Рот Эйвилин принял форму буквы «о». На мгновение она забыла, что намеревалась сказать. Малси прыснул.
– Я вас умоляю, Ваше Высочество! Вы на Лис подумали, что она… Хах! – он задохнулся от приступа хохота, утёр слёзы и продолжил: – Клянусь, вы не первый и не последний человек, который прописывает её в чужих постелях! Вообще, она принципиальная. За деньги не даёт – я-то в курсе. Но с проститутками дружит. И постоянно твердит, что открыть бордель – запасной вариант, если Матушка Мэм пустит её по свету.
– Кто это – Матушка Мэм? – подхватила девушка.
– Работодатель, – не увильнул от ответа мужчина, но на наживку тоже не попался, вернувшись к старой теме: – Ваше Высочество мечтает насладиться представлением? Вряд ли я ошибусь, если предположу, что вам не позволяли посещать провокационные мероприятия.
Девушку передёрнуло. Ей представились обнажённые женщины, скользящие по их конечностям мясистые ладони мужчин, вонь пота и духов, похотливые стоны и возведённое в абсолют бесстыдство. В манящей полутени комнаты копошились, словно черви, переплетённые тела любовников-однодневок: их близость прикрывала от посторонних разве что полупрозрачная штора – им на всех было наплевать, ведь назавтра черты случайных посетителей сотрёт похмелье. Исполнив номер, проститутки без передыха, ещё мокрые от танца, удовлетворяли купившего их любовь клиента. Прелестные куклы для утех с фиксированным ценником: безропотно исполнят, что ни прикажете.
И у них, напрашивался очевидный вывод, перебывала половина населения Тэмпля. Мужская уж точно.

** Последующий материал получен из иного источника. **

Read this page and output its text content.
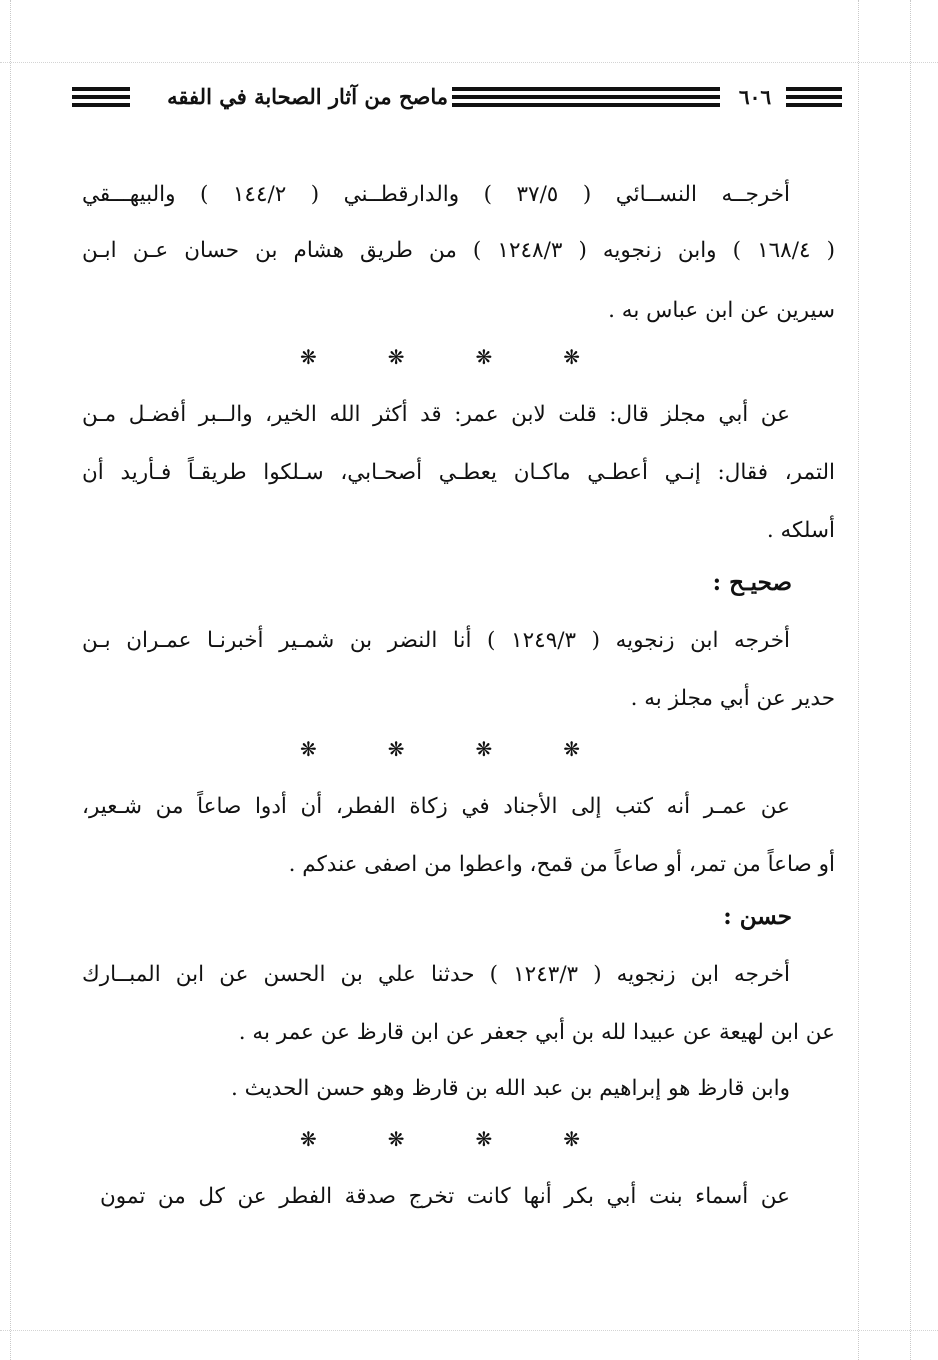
ماصح من آثار الصحابة في الفقه	٦٠٦
أخرجــه النســائي ( ٣٧/٥ ) والدارقطــني ( ١٤٤/٢ ) والبيهـــقي
( ١٦٨/٤ ) وابن زنجويه ( ١٢٤٨/٣ ) من طريق هشام بن حسان عـن ابـن
سيرين عن ابن عباس به .
❋	❋	❋	❋
عن أبي مجلز قال: قلت لابن عمر: قد أكثر الله الخير، والــبر أفضـل مـن
التمر، فقال: إنـي أعطـي ماكـان يعطـي أصحـابي، سـلكوا طريقـاً فـأريد أن
أسلكه .
صحيـح :
أخرجه ابن زنجويه ( ١٢٤٩/٣ ) أنا النضر بن شمـير أخبرنـا عمـران بـن
حدير عن أبي مجلز به .
❋	❋	❋	❋
عن عمـر أنه كتب إلى الأجناد في زكاة الفطر، أن أدوا صاعاً من شـعير،
أو صاعاً من تمر، أو صاعاً من قمح، واعطوا من اصفى عندكم .
حسن :
أخرجه ابن زنجويه ( ١٢٤٣/٣ ) حدثنا علي بن الحسن عن ابن المبــارك
عن ابن لهيعة عن عبيدا لله بن أبي جعفر عن ابن قارظ عن عمر به .
وابن قارظ هو إبراهيم بن عبد الله بن قارظ وهو حسن الحديث .
❋	❋	❋	❋
عن أسماء بنت أبي بكر أنها كانت تخرج صدقة الفطر عن كل من تمون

С брезгливостью предстояло побороться.
Малси смену эмоций раскусил в два счёта.
– Вам бы, принцесса, поучиться уважать низы общества. Куда, по-вашему, пропадали мужья-аристократишки из поместий по ночам? На жёнушек в во-о-от таких панталонах, – он очертил перед ней внушительный по размеру овал, – дружок не реагировал: приходилось звенеть монетами перед грудастыми шлюхами с талиями-тростинками.
– Избавь меня от подробностей! – пресекла его разглагольствования Эйвилин. – Я не просила советов, рекомендаций и тем более поучений! Что за мания навязывать своё видение? Или ты заделался в экстрасенсы: покопался в мозгах и выяснил всё, что у меня на уме?
Мужчина щёлкнул перед её лицом пальцами.
– Открою вам профессиональную тайну: чтобы читать людей, не обязательно получать липовую квалификацию по экстрасенсорному восприятию. Надо просто протирать очки.
Грянув по столу книгой, страницы которой она перелистывала от безысходности битые полчаса, девушка вздёрнула подбородок.
– Тогда ты обязан был распознать моё настроение.
– Пассивно-агрессивное? Тоже мне – загадка! Вы смахиваете на капризного ребёнка, – откликнулся он. Говоря, он шарил на шкафу и, с торжественным вскриком нащупав бутылку, зубами выдернул пробку. – Не пора ли повзрослеть? – выплюнул; проскакав по паркету, она закатилась под кровать. – Вы пережалели себя: бедная-несчастная, никто не понимает, никто сопли не вытирает, настрадалась-натерпелась…
– Да кто ты такой, чтобы меня упрекать?! – вскипела Эйвилин. – Я не имею права злиться?! Я не имею права скорбеть?! Замолчи! Захлопни рот! С меня достаточно! Ты… – Напоровшись на его усмешку, она осеклась. Дураку ясно: он раззадоривал её специально, а она из-за вспыльчивости попалась в поставленную им ловушку. Только смысла, кроме как в природной мерзостности, она не улавливала. – Не тебе меня судить, – завершила она сдержаннее.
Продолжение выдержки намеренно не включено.